Humboldt-Universität zu Berlin - Faculty of Language, Literature and Humanities - Alexander von Humboldt Professorship

From ugly words to beautiful bodies: cosmetics in ancient and medieval medical texts

Laurence Totelin – Cardiff University

When studying the pharmacological treatises of antiquity and the Middle Ages, one cannot help but wonder whether all the remedies there preserved were actually used. One is faced with the difficult question of practice. In this paper, I will consider this question by focusing on cosmetic recipes. Medical cosmetology meant ‘big business’ in the ancient world, with remedies fetching high prices, princesses endorsing their favourite concoctions, and imperial physicians such as Crito writings books on the topic. Many cosmetic recipes have survived in the medical writings of Scribonius Largus, Galen, the Byzantine medical encyclopaedists, the curious ‘Metrodora’ text, the Trotula compendium, and some papyri – to list only a few examples.
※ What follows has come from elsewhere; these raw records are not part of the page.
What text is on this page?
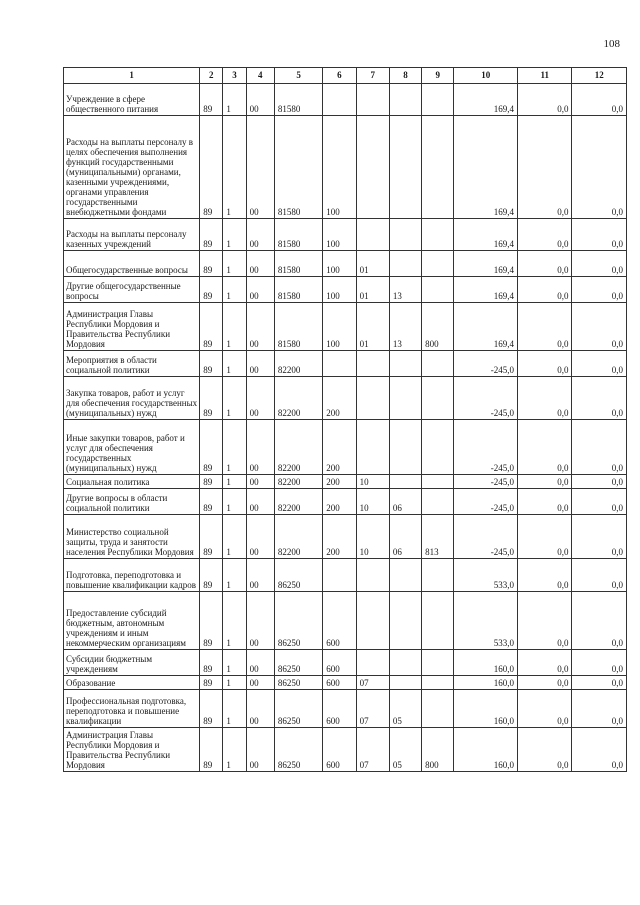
108
1	2	3	4	5	6	7	8	9	10	11	12
Учреждение в сфере общественного питания	89	1	00	81580					169,4	0,0	0,0
Расходы на выплаты персоналу в целях обеспечения выполнения функций государственными (муниципальными) органами, казенными учреждениями, органами управления государственными внебюджетными фондами	89	1	00	81580	100				169,4	0,0	0,0
Расходы на выплаты персоналу казенных учреждений	89	1	00	81580	100				169,4	0,0	0,0
Общегосударственные вопросы	89	1	00	81580	100	01			169,4	0,0	0,0
Другие общегосударственные вопросы	89	1	00	81580	100	01	13		169,4	0,0	0,0
Администрация Главы Республики Мордовия и Правительства Республики Мордовия	89	1	00	81580	100	01	13	800	169,4	0,0	0,0
Мероприятия в области социальной политики	89	1	00	82200					-245,0	0,0	0,0
Закупка товаров, работ и услуг для обеспечения государственных (муниципальных) нужд	89	1	00	82200	200				-245,0	0,0	0,0
Иные закупки товаров, работ и услуг для обеспечения государственных (муниципальных) нужд	89	1	00	82200	200				-245,0	0,0	0,0
Социальная политика	89	1	00	82200	200	10			-245,0	0,0	0,0
Другие вопросы в области социальной политики	89	1	00	82200	200	10	06		-245,0	0,0	0,0
Министерство социальной защиты, труда и занятости населения Республики Мордовия	89	1	00	82200	200	10	06	813	-245,0	0,0	0,0
Подготовка, переподготовка и повышение квалификации кадров	89	1	00	86250					533,0	0,0	0,0
Предоставление субсидий бюджетным, автономным учреждениям и иным некоммерческим организациям	89	1	00	86250	600				533,0	0,0	0,0
Субсидии бюджетным учреждениям	89	1	00	86250	600				160,0	0,0	0,0
Образование	89	1	00	86250	600	07			160,0	0,0	0,0
Профессиональная подготовка, переподготовка и повышение квалификации	89	1	00	86250	600	07	05		160,0	0,0	0,0
Администрация Главы Республики Мордовия и Правительства Республики Мордовия	89	1	00	86250	600	07	05	800	160,0	0,0	0,0
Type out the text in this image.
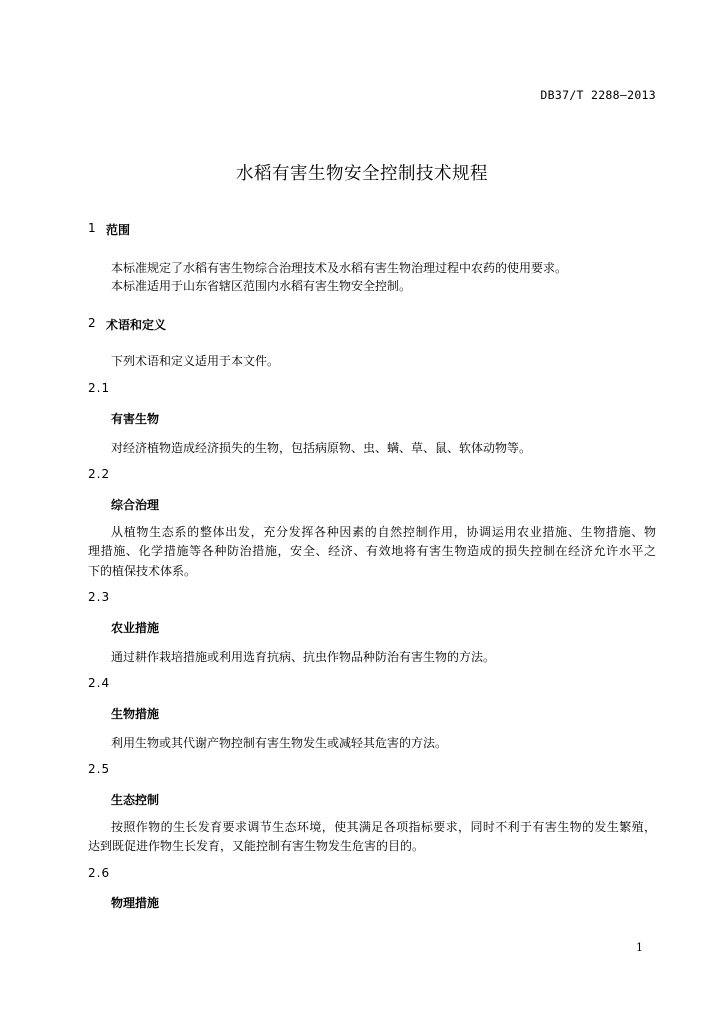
DB37/T 2288—2013
水稻有害生物安全控制技术规程
1 范围
本标准规定了水稻有害生物综合治理技术及水稻有害生物治理过程中农药的使用要求。
本标准适用于山东省辖区范围内水稻有害生物安全控制。
2 术语和定义
下列术语和定义适用于本文件。
2.1
有害生物
对经济植物造成经济损失的生物，包括病原物、虫、螨、草、鼠、软体动物等。
2.2
综合治理
从植物生态系的整体出发，充分发挥各种因素的自然控制作用，协调运用农业措施、生物措施、物
理措施、化学措施等各种防治措施，安全、经济、有效地将有害生物造成的损失控制在经济允许水平之
下的植保技术体系。
2.3
农业措施
通过耕作栽培措施或利用选育抗病、抗虫作物品种防治有害生物的方法。
2.4
生物措施
利用生物或其代谢产物控制有害生物发生或减轻其危害的方法。
2.5
生态控制
按照作物的生长发育要求调节生态环境，使其满足各项指标要求，同时不利于有害生物的发生繁殖，
达到既促进作物生长发育，又能控制有害生物发生危害的目的。
2.6
物理措施
1
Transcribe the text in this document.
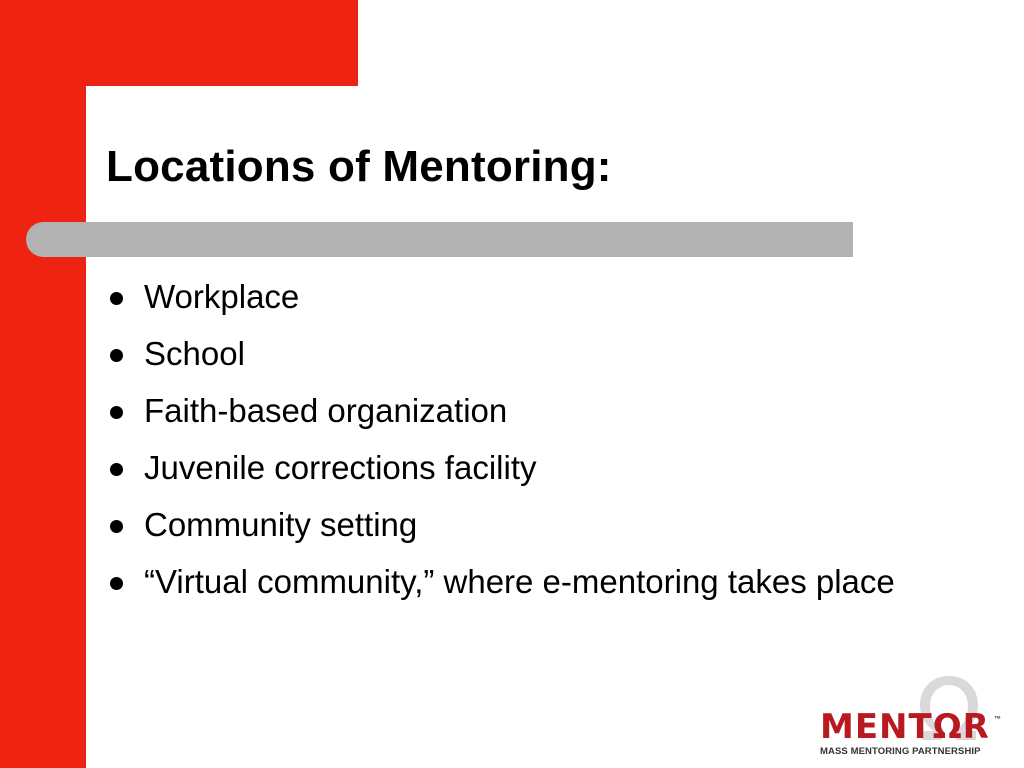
Locations of Mentoring:
Workplace
School
Faith-based organization
Juvenile corrections facility
Community setting
“Virtual community,” where e-mentoring takes place
MENTΩR ™
MASS MENTORING PARTNERSHIP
Yet some medical authors such as Galen had a very ambivalent attitude towards such recipes: they included them yet criticized those who used them. These cosmetic recipes are also striking for their inclusion of rather repelling ingredients such as deer horn, horse teeth or burnt mice. Did these ingredients really enter the composition of actual remedies? Here comparison with some rare – but extremely interesting – archaeological remains is possible. In sum, I wish to approach the question of the link between medical texts and medical practice by focusing on a relatively under-studied corpus of material: cosmetic recipes.